4.2 KiB
Developing Provisioners
Note: This document makes heavy use of references to OpenPGP and assumes the user is familiar with the concept of storing cryptographic keys on external hardware.
A provisioner is a binary that deploys a derived key (formatted using any
particular mechanism) to an external source, such as a smart card. Provisioners
should hardcode at least one path index (such as 7366512, for "PGP") specific
to the usage of the key to be provisioned (and such index should be recorded in
the keyfork-path-data crate), and accept at least one index to use as what
bip32 calls an "account". While some users may never practically make use of
multiple accounts, having the option to specify multiple accounts is important.
Plumbing
Provisioners should be split into two crates: one that takes a path and
generates formatted keys from that path, and one that takes the formatted keys
and deploys them to the provisioning target. An example of this are the
keyfork-derive-openpgp and keyfork-provision-openpgp-card crates. One
creates an OpenPGP Transferable Secret Key (TSK) which may be usable by any
application, and the other takes the TSK and deploys it to a smart card.
By themselves, these plumbing crates are not meant to be intuitive - they are meant to take a raw derivation path and as little as possible information, and perform their operations. The derivation crate should request one key from Keyforkd and, if further keys are required, derive from there. This is the case for OpenPGP, where an OpenPGP certificate may have multiple subkeys. The provisioning crate must enforce the given formatted key is of a correct format. For example, OpenPGP TSKs can contain any number of subkeys, but a TSK that is provisioned to a smart card must have exactly one signing, encryption, and authentication key. Whether or not the subkeys share this functionality between them is irrelevant - what is important is that all functionality must be available and all key deployment must be ambiguous. Additionally, provisioning plumbing must have some way to denote the target the formatted keys will be provisioned to, avoiding ambiguities when (for example) multiple devices are plugged into a host. A plumbing crate may provide a binary to list identifiers for potential targets, if possible.
Deriving Data
A quick example is provided to show how data can be requested from the Keyfork server. The response contains the bytes representing the private key; the chain code, depth, and algorithm are also included in the response, and can be used for further derivation if required.
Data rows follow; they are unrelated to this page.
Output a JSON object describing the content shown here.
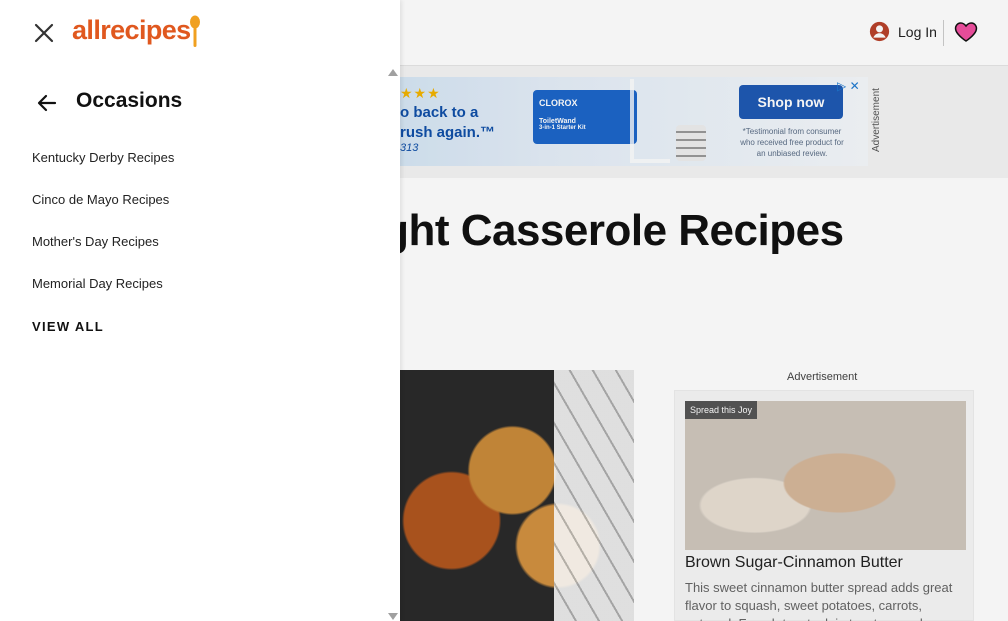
{
  "header": {
    "login_label": "Log In"
  },
  "ad_banner": {
    "stars": "★★★",
    "tagline_line1": "o back to a",
    "tagline_line2": "rush again.™",
    "code": "313",
    "product_brand": "CLOROX",
    "product_name": "ToiletWand",
    "product_sub": "3-in-1 Starter Kit",
    "shop_label": "Shop now",
    "disclaimer": "*Testimonial from consumer who received free product for an unbiased review.",
    "side_label": "Advertisement"
  },
  "main": {
    "heading": "knight Casserole Recipes"
  },
  "sidebar_ad": {
    "label": "Advertisement",
    "badge": "Spread this Joy",
    "title": "Brown Sugar-Cinnamon Butter",
    "description": "This sweet cinnamon butter spread adds great flavor to squash, sweet potatoes, carrots, oatmeal, French toast, plain toast, pancakes"
  },
  "drawer": {
    "logo_text": "allrecipes",
    "section_title": "Occasions",
    "items": [
      {
        "label": "Kentucky Derby Recipes"
      },
      {
        "label": "Cinco de Mayo Recipes"
      },
      {
        "label": "Mother's Day Recipes"
      },
      {
        "label": "Memorial Day Recipes"
      }
    ],
    "view_all_label": "VIEW ALL"
  },
  "colors": {
    "brand": "#e0581f",
    "heart": "#f050a0",
    "ad_button": "#1f59b3"
  },
  "icons": {
    "close": "close-icon",
    "back": "arrow-left-icon",
    "user": "user-circle-icon",
    "heart": "heart-icon",
    "spoon": "spoon-icon"
  }
}
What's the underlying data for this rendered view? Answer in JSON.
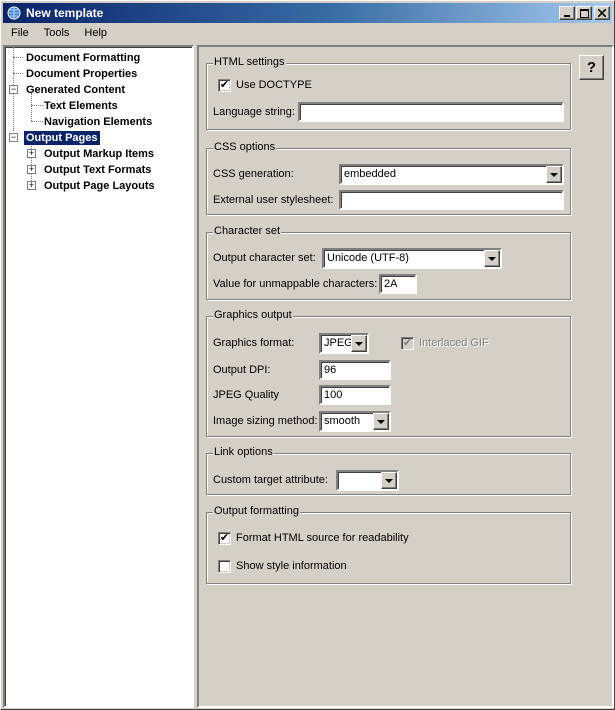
{
  "window": {
    "title": "New template",
    "icon": "app-globe-icon",
    "controls": {
      "minimize": "minimize-icon",
      "maximize": "maximize-icon",
      "close": "close-icon"
    }
  },
  "menu": [
    "File",
    "Tools",
    "Help"
  ],
  "tree": {
    "items": [
      {
        "label": "Document Formatting",
        "level": 1,
        "expander": null,
        "selected": false
      },
      {
        "label": "Document Properties",
        "level": 1,
        "expander": null,
        "selected": false
      },
      {
        "label": "Generated Content",
        "level": 0,
        "expander": "−",
        "selected": false
      },
      {
        "label": "Text Elements",
        "level": 2,
        "expander": null,
        "selected": false
      },
      {
        "label": "Navigation Elements",
        "level": 2,
        "expander": null,
        "selected": false
      },
      {
        "label": "Output Pages",
        "level": 0,
        "expander": "−",
        "selected": true
      },
      {
        "label": "Output Markup Items",
        "level": 1,
        "expander": "+",
        "selected": false
      },
      {
        "label": "Output Text Formats",
        "level": 1,
        "expander": "+",
        "selected": false
      },
      {
        "label": "Output Page Layouts",
        "level": 1,
        "expander": "+",
        "selected": false
      }
    ]
  },
  "help_button": {
    "label": "?",
    "icon": "help-icon"
  },
  "groups": {
    "html": {
      "title": "HTML settings",
      "use_doctype": {
        "label": "Use DOCTYPE",
        "checked": true
      },
      "language_string": {
        "label": "Language string:",
        "value": ""
      }
    },
    "css": {
      "title": "CSS options",
      "generation": {
        "label": "CSS generation:",
        "value": "embedded"
      },
      "external": {
        "label": "External user stylesheet:",
        "value": ""
      }
    },
    "charset": {
      "title": "Character set",
      "output_charset": {
        "label": "Output character set:",
        "value": "Unicode (UTF-8)"
      },
      "unmappable": {
        "label": "Value for unmappable characters:",
        "value": "2A"
      }
    },
    "graphics": {
      "title": "Graphics output",
      "format": {
        "label": "Graphics format:",
        "value": "JPEG"
      },
      "interlaced": {
        "label": "Interlaced GIF",
        "checked": true,
        "disabled": true
      },
      "dpi": {
        "label": "Output DPI:",
        "value": "96"
      },
      "jpeg_quality": {
        "label": "JPEG Quality",
        "value": "100"
      },
      "sizing": {
        "label": "Image sizing method:",
        "value": "smooth"
      }
    },
    "link": {
      "title": "Link options",
      "target": {
        "label": "Custom target attribute:",
        "value": ""
      }
    },
    "formatting": {
      "title": "Output formatting",
      "readability": {
        "label": "Format HTML source for readability",
        "checked": true
      },
      "style_info": {
        "label": "Show style information",
        "checked": false
      }
    }
  },
  "glyphs": {
    "check": "✔"
  }
}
use keyfork_derive_util::{
request::{DerivationAlgorithm, DerivationRequest, DerivationResponse},
DerivationIndex, DerivationPath,
};
use keyforkd_client::Client;
let path = DerivationPath::from_str("m/44'/0'/0'")?;
let request = DerivationRequest::new(DerivationAlgorithm::Secp256k1, &path);
let response: DerivationResponse = Client::discover_socket()?
.request(&request.into())?
.try_into()?;
let derived_key = response.data;
Porcelain
Once the plumbing crates have been written, porcelain subcommands should be
written. If target discovery is necessary, Keyfork provides a subcommand
keyfork provision [provisioner name] discover using the discover() method
for a provisioner. For the case of OpenPGP cards, the command keyfork provision openpgp-card discover could iterate through all cards available on
the system, and print both their application identifier and optionally
cardholder name if present.
The subcommand for keyfork provision should accept the previously mentioned
account index, but should be opinionated about the keys provisioned to a
device. The porcelain provisioner code should make a best-effort attempt to
derive unique keys for each use, such as OpenPGP capabilities or PIV slots.
Additionally, when provisioning to a key, the configuration for that
provisioner should be stored to the configuration file.